I’m using the German stemming analyzer to index a database using
acts_as_ferret. I have some troube with wildcard queries which I’m
extensivly using (and needing) for autocompleter fields.
The problem is the following:
In this example, the indexed model contains street names. Some of these
names are:
- Alte Bürger
- Alter Fährweg
- Am Alten Vorhafen
- …
So lots of names which Street#find_with_ferret could match. Let’s try:
Street.find_with_ferret “al*”
-> [“Alte Bürger”, “Alter Fährweg”, “Am Alten Vorhafen”, …]
Fine so far. Next:
Street.find_with_ferret “alt*”
-> [“Alte Bürger”, “Alter Fährweg”, “Am Alten Vorhafen”, …]
No let’s add another letter:
Street.find_with_ferret “alt*”
-> []
Whoops, nothing there. It should match all the same list entries. It
looks like this happens to all words added to the index using a stemming
analyzer. Using without wildcards works:
Street.find_with_ferret “alte”
-> [“Alte Bürger”, “Alter Fährweg”, “Am Alten Vorhafen”, …]

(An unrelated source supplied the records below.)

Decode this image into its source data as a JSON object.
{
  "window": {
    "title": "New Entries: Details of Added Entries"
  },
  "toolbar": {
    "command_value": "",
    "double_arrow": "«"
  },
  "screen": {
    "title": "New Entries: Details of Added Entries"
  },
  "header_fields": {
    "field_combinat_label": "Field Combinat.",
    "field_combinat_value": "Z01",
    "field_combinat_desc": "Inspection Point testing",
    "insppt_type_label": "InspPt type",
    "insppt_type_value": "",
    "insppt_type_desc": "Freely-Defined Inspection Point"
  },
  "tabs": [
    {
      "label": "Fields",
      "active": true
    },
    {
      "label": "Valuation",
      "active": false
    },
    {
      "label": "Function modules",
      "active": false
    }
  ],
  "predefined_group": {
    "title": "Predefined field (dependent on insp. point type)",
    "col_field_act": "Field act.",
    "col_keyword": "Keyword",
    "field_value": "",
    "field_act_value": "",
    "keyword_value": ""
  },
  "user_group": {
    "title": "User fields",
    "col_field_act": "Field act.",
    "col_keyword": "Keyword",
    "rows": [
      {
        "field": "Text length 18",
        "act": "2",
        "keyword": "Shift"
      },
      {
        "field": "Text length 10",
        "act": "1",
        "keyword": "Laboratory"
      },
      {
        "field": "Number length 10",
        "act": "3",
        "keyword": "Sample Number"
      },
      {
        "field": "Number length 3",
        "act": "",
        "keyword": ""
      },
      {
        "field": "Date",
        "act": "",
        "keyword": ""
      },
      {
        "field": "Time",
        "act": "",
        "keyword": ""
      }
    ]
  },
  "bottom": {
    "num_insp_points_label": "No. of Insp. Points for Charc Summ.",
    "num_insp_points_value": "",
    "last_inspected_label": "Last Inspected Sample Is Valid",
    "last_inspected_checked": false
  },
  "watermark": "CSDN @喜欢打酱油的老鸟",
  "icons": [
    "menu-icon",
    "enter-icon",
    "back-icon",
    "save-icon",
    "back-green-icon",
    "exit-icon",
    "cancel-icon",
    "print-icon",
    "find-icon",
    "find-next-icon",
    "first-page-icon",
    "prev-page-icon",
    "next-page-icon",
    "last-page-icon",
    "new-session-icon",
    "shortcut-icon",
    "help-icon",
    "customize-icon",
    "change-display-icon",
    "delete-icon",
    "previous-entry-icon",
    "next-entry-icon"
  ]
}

Something similar happens with other search terms:
–> Database contains “Rasenweg” (“weg” is stripped away by an analyzer
and also a stopword)
Street.find_with_ferret “rasen*”
-> [] # <-- unexpected
Street.find_with_ferret “rasen”
-> [“Rasenweg”] # <-- expected
Street.find_with_ferret “ras*”
-> [“Rasenweg”] # <-- expected
How can I fix this or how is this usually handled? I need to do queries
like this:
Street.find_with_ferret “(alte~ bü~)||(altebü)”
and it should return “Alte Bürger” in the results. This works when I
reformulate the query to:
Street.find_with_ferret “alte~||bü~||altebü”
but this delivers way too inaccurate results.